I fully admit that I've been reading absolute crap for the past few weeks. Since finishing Harry Potter 6, I have been re-reading some crap that I loved as a teenager. My sister is reading Marion Zimmer Bradley's
Avalon series for the first time. I read them in my late teens, and having nothing but time on my hands, I thought I'd give them another once-over. I can still see why I liked them as a kid, but they seem so trite and overdone now. How many books that I still love would seem like junk if I re-read them? Some of the books that I liked as a child I know are still good; like Richard Adam's
Watership Down, C.S.Lewis' Narnia series and a little known Canadian book called
Beautiful Joe, by Marshall Saunders. (Which is based on a true story from Meaford, Ontario!) There are so many others that I remember as being great, but I was no critic in those days (though I'm not much of one now, either!) Regardless, I wander.
I finished
Barney's Version, by Mordecai Richler, and I highly recommend it to anyone. It's a good book, and an entertaining read. I don't know that I really got much out of it, other than a weekend's entertainment. It's part of a well respected genre of Canadian fiction: the Jewish writer in Montreal. It's also a good story, with a wry twist at the end. It's nothing to sweeping emotional sagas, like MacLeod's
No Great Mischief, but it certainly has it's own ...something. Dare I say that it's a very Jewish book? It's funny, sarcastic, self-aware and sad. It covers a whole lifetime in a series of memories and moments. And despite
what Craig Cardiff says, it's a wonderful book about remembering.
Speaking of good books about Jewishness, everyone should read
The Archivist by Martha Cooley, which was one of our summer recommendations long before this site came into being (I think credit goes to Kris, and David Glassco for this one.) Aw, hell, read it anyways, but keep a copy of T.S. Eliot's collected poems nearby for reference.
Can anyone recommend a good Eliot biography?
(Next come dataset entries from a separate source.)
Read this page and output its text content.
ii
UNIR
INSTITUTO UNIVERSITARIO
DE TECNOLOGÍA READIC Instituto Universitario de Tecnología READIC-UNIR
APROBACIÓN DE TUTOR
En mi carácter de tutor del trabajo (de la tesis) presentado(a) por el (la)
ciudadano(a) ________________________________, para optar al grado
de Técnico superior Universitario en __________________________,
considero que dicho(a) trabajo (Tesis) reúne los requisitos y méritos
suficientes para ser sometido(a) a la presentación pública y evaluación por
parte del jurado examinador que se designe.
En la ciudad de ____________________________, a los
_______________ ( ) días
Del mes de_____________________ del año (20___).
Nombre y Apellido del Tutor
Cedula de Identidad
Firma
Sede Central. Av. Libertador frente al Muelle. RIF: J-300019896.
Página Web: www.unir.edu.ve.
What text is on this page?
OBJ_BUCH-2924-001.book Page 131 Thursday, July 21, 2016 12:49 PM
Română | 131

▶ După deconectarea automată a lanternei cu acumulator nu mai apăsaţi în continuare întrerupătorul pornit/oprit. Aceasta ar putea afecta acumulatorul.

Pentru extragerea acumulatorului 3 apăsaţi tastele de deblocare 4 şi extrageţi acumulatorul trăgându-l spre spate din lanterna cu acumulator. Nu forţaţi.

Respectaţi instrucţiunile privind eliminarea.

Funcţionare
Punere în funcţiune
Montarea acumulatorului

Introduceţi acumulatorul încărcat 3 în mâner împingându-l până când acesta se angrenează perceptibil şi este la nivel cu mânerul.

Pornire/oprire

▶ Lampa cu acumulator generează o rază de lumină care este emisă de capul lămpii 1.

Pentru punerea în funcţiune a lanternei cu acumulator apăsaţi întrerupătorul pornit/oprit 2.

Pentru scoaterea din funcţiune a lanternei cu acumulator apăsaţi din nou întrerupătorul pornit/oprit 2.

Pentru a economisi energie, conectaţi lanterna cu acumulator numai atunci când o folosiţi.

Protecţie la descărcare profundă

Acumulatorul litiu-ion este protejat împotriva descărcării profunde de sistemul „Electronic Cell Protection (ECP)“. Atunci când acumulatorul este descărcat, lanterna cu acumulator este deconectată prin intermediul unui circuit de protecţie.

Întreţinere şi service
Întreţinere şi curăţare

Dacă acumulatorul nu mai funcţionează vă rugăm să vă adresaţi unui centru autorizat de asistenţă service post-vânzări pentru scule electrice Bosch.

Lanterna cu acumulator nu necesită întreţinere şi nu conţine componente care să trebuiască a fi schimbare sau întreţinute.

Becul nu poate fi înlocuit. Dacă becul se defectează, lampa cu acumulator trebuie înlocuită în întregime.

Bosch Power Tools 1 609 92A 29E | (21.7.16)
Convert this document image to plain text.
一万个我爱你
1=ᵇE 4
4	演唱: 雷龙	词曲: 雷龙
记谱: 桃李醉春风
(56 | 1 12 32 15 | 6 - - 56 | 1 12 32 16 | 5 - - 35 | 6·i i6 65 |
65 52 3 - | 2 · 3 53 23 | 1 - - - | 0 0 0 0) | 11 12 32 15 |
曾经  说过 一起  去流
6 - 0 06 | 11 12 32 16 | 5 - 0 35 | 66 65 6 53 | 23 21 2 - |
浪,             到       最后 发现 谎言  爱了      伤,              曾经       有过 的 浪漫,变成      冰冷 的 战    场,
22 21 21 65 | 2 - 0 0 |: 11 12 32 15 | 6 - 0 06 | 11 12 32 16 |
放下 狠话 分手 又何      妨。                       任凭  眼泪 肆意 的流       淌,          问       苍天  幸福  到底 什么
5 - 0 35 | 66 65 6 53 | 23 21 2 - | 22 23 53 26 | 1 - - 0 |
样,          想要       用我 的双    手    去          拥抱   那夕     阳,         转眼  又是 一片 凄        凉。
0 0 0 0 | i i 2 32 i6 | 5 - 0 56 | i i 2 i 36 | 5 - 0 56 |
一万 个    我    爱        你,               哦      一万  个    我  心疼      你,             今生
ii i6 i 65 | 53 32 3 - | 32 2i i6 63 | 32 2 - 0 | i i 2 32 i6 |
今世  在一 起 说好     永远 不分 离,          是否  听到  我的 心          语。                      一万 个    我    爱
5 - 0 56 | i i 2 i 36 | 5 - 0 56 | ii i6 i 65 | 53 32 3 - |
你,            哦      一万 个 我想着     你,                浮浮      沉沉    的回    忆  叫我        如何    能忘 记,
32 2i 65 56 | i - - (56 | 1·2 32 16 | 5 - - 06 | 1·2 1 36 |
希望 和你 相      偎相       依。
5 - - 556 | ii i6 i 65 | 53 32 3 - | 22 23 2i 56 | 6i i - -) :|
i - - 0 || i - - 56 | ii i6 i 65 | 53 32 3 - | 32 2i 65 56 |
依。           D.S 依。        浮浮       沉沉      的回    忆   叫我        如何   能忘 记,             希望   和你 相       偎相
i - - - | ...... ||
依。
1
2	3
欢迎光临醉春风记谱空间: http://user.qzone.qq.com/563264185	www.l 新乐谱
Finally, the book I'm actually excited about. Julia recommended this to the Trent English ex-pats while we were at Queen's, and I've finally had the time to start it. Anita Diamant's
The Red Tent is an ambitious retelling of sidelined tale of Jacob's only daughter, Dinah. In the Bible, she is merely the unwitting initiate of the downfall of her brothers (long before they sold Joseph into slavery), but Diamant makes it a rich story all in its own, with the main characters of the Bible as mere secondary characters. This is a women's book. I don't know how to describe what a women's book is, but I know that this is one, like Atwood's
The Handmaid's Tale is one. Not that a man may not enjoy it as a literary work, but its main setting is the red tent of the women, where the wives of Jacob come together during menstruation. Not something that many men could be familiar with... It's a wonderful representation of the herstory that often gets left out of history. Dinah's tale is a rememberance of womens's knowledge and stories, and well as a look at how women shape the outcome of the Bible.
But it still brings the question: how does one define a women's book? I don't mean chicklit, or seedy romance novels for the bored, but books that are genuinely female in their sense and story. This doesn't just mean having a female author or a female protagonist. Like I said, I can't quite put my finger on it. Here are some books I would argue are essentially female: Diamant's
The Red Tent, Atwood's
Handmaid's Tale, and Angela Carter's
Nights at the Circus or
Wise Children (but not
The Infernal Desire Machine). I would argue that
Mrs. Dalloway is not a women's book, despite having both a female protagonist and author. Now I've just got myself all confused. Anyone?